It's been quiet on Beacon Hill lately.  Stay tuned, as the 11th-hour frenzy is upon us.  This is the moment when surprises erupt, usually discovered only belatedly, after the Legislature has gone missing for months.

Chip Ford
Executive Director


 

The Boston Globe
Sunday, July 24, 2016

Legislators restore $100 million to state budget
By Laura Crimaldi


House lawmakers Saturday restored about $100 million in spending that had been cut from the state budget by Governor Charlie Baker, who has said he slashed $412 million to keep Massachusetts finances in order amid a flat stock market and falling capital gains tax revenue.

During the rare weekend session, legislators voted to reinstate money to boost salaries for early education and preschool teachers, pay for voting programs, and reverse cuts to a range of state offices. The Senate also convened to consider some of Baker’s spending vetoes.

House Speaker Robert DeLeo said the spending plan endorsed by lawmakers remains conservative even with the overrides, noting that money was restored for programs like drug courts, special education, and poor families with children.

“We as a government, obviously, we have an obligation to support these types of services,” DeLeo said in a telephone interview. “It is all worthwhile spending matters that help us as a society and as a state.”

One vote restored $7.5 million to hike pay for educators of children in government-sponsored preschool programs.

The move was praised by Massachusetts Fair Share, which had pushed to get the money back into the budget.

“This is evidence that lawmakers see the need to invest in education,” said Nathan Proctor, state director for Massachusetts Fair Share.

He said the average yearly salary for teachers in the early-education field is $25,500.

“The first opportunity that early education teachers have, they obviously leave,” DeLeo said. “Many will go into any other field because we’re talking about salaries in the [$20,000 range].”

House and Senate lawmakers also voted to restore $1.2 million in election funding, including money to fund early voting for the presidential election in November.

The inaugural program would let people vote between Oct. 24 and Nov. 4, said Secretary of State William Galvin, the state’s top election official.

“This is about helping the voters participate,” Galvin said.

Legislators also reinstated $23.5 million for cash benefits for low-income families with children, $7.2 million for services for people with developmental disabilities, and $32,297 for specialty drug courts.

DeLeo said specialty drug courts are helping the state combat the opioid crisis.

“I’ve been to a couple of courts and seen how well they work,” he said. “We have to help them get out of their drug dependency.”

Senate lawmakers worked late into Saturday night to restore other spending.

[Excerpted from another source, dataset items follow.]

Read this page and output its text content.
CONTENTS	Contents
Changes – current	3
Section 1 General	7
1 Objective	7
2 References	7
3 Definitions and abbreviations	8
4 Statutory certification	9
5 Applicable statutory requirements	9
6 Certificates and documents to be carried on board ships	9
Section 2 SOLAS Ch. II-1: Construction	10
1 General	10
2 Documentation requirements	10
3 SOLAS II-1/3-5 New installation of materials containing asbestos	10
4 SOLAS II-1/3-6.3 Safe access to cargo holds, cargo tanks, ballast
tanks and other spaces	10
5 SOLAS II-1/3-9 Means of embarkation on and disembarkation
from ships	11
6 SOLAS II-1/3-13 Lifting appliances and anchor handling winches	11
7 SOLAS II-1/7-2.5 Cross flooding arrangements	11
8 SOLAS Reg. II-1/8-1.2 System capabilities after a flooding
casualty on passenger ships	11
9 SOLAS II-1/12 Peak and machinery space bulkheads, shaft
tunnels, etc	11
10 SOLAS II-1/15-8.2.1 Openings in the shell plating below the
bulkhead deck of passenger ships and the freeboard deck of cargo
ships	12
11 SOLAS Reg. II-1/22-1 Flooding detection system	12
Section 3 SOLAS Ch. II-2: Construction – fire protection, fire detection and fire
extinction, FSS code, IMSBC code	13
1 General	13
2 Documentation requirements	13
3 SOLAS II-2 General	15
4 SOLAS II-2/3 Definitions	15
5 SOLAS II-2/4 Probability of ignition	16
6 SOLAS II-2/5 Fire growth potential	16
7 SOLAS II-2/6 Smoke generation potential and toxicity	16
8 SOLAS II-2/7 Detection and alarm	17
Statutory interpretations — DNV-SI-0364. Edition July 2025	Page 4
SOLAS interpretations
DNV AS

They voted to override Baker’s veto of $2.5 million for incentive grants to state universities, $500,000 for preschool planning across the state, and $200,000 to support the Bay State Reading Institute, which provides remedial services to public schools.

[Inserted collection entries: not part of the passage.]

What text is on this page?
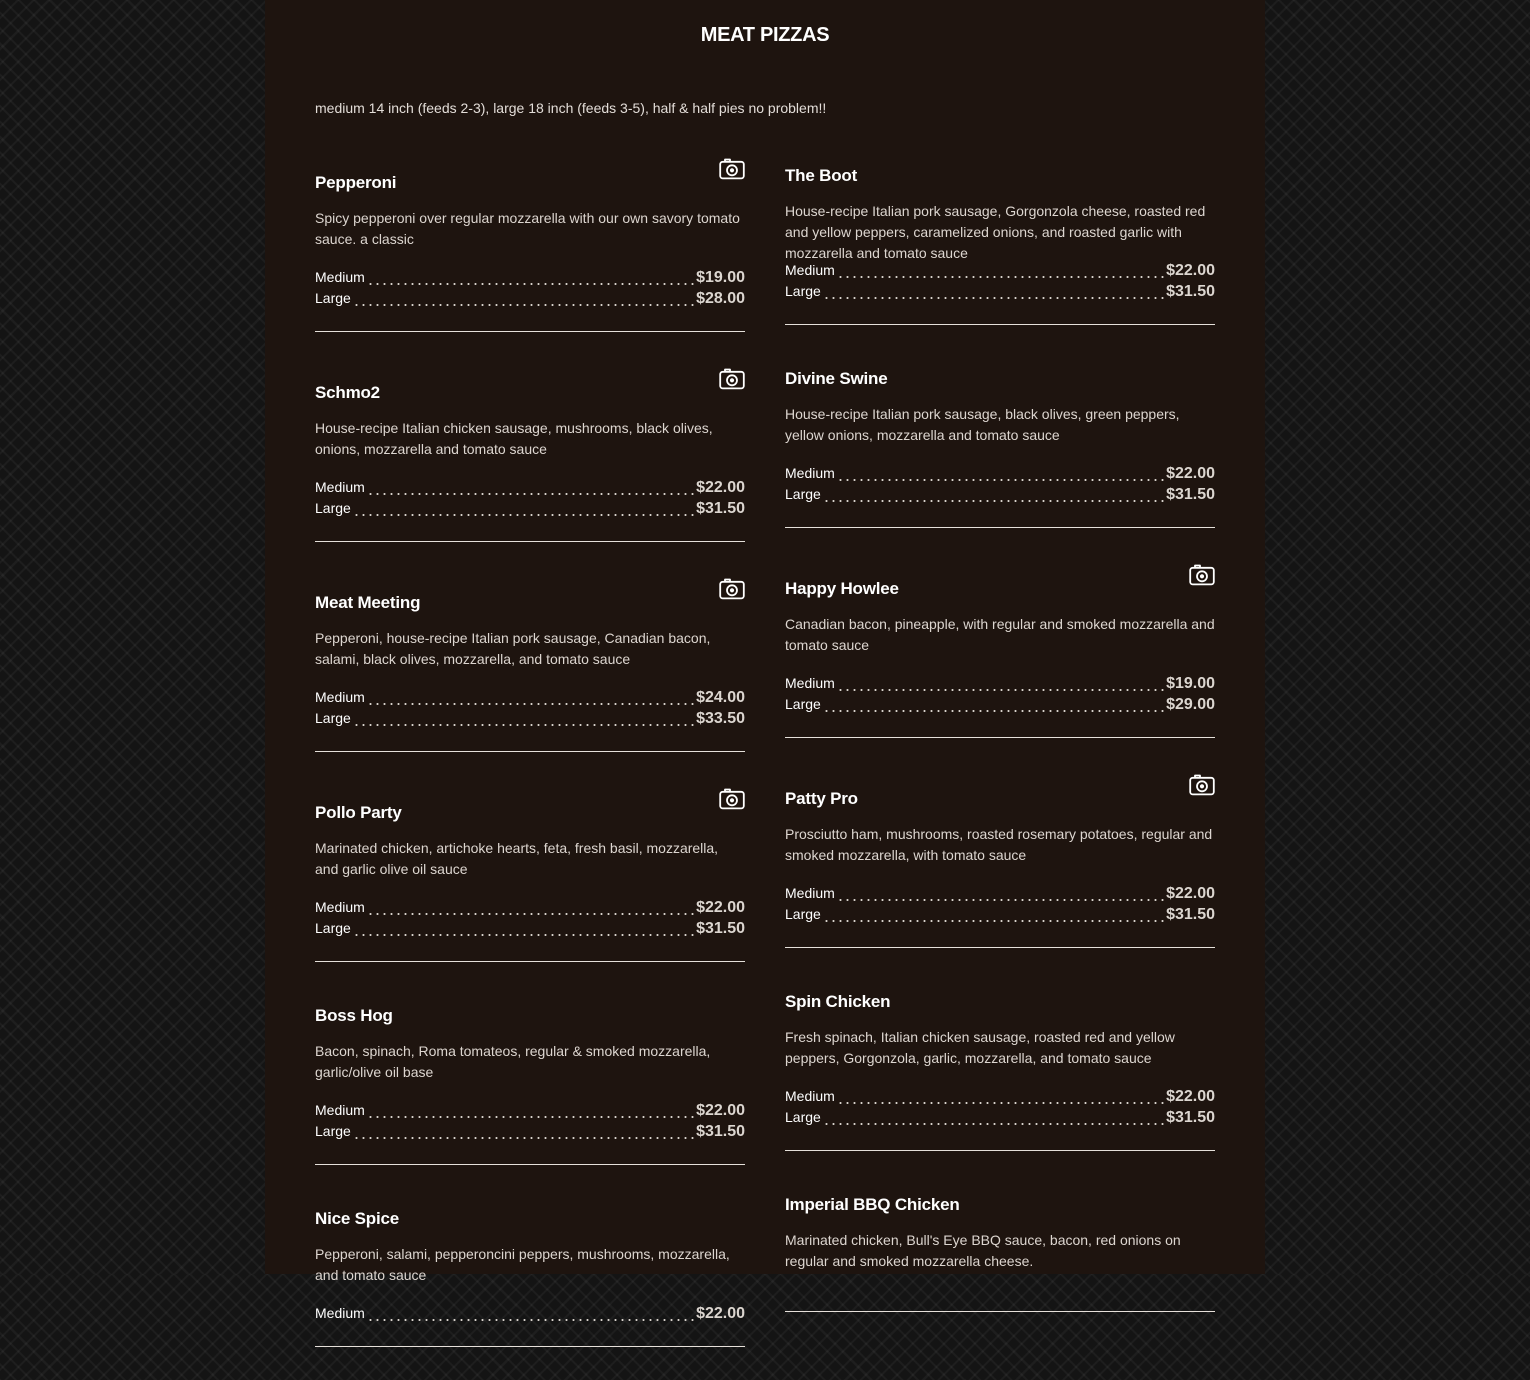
MEAT PIZZAS

medium 14 inch (feeds 2-3), large 18 inch (feeds 3-5), half & half pies no problem!!

Pepperoni

Spicy pepperoni over regular mozzarella with our own savory tomato sauce. a classic

Medium	$19.00
Large	$28.00
Schmo2

House-recipe Italian chicken sausage, mushrooms, black olives, onions, mozzarella and tomato sauce

Medium	$22.00
Large	$31.50
Meat Meeting

Pepperoni, house-recipe Italian pork sausage, Canadian bacon, salami, black olives, mozzarella, and tomato sauce

Medium	$24.00
Large	$33.50
Pollo Party

Marinated chicken, artichoke hearts, feta, fresh basil, mozzarella, and garlic olive oil sauce

Medium	$22.00
Large	$31.50
Boss Hog

Bacon, spinach, Roma tomateos, regular & smoked mozzarella, garlic/olive oil base

Medium	$22.00
Large	$31.50
Nice Spice

Pepperoni, salami, pepperoncini peppers, mushrooms, mozzarella, and tomato sauce

Medium	$22.00
The Boot

House-recipe Italian pork sausage, Gorgonzola cheese, roasted red and yellow peppers, caramelized onions, and roasted garlic with mozzarella and tomato sauce

Medium	$22.00
Large	$31.50
Divine Swine

House-recipe Italian pork sausage, black olives, green peppers, yellow onions, mozzarella and tomato sauce

Medium	$22.00
Large	$31.50
Happy Howlee

Canadian bacon, pineapple, with regular and smoked mozzarella and tomato sauce

Medium	$19.00
Large	$29.00
Patty Pro

Prosciutto ham, mushrooms, roasted rosemary potatoes, regular and smoked mozzarella, with tomato sauce

Medium	$22.00
Large	$31.50
Spin Chicken

Fresh spinach, Italian chicken sausage, roasted red and yellow peppers, Gorgonzola, garlic, mozzarella, and tomato sauce

Medium	$22.00
Large	$31.50
Imperial BBQ Chicken

Marinated chicken, Bull's Eye BBQ sauce, bacon, red onions on regular and smoked mozzarella cheese.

The Senate also restored $400,000 for Suicide Prevention Services for Samaritans Inc. They also voted to reinstate $300,000 for prostate cancer research and $150,000 for the Down Syndrome Clinic, both at the UMass Medical Center.

Lawmakers ended the night by voting to restore $400,000 for pediatric palliative care services run by the state Department of Public Health.

In a statement, Baker spokesman Brendan C. Moss said the governor hopes lawmakers take into account “softening revenue estimates” as they consider authorizing new spending increases.

Baker provided a balanced budget plan that reduced spending while boosting funding for education, local aid, and efforts to fight the opioid epidemic, Moss said.

In other matters, House and Senate lawmakers passed legislation designed to close the pay gap in the state by holding employers accountable for wage violations proven to have arisen from gender discrimination.

The new bill protects employers from being held liable for a pay discrimination claim if they’ve undertaken a “self-evaluation” of gender wage disparities in the past three years and can show “reasonable progress” toward closing the gap.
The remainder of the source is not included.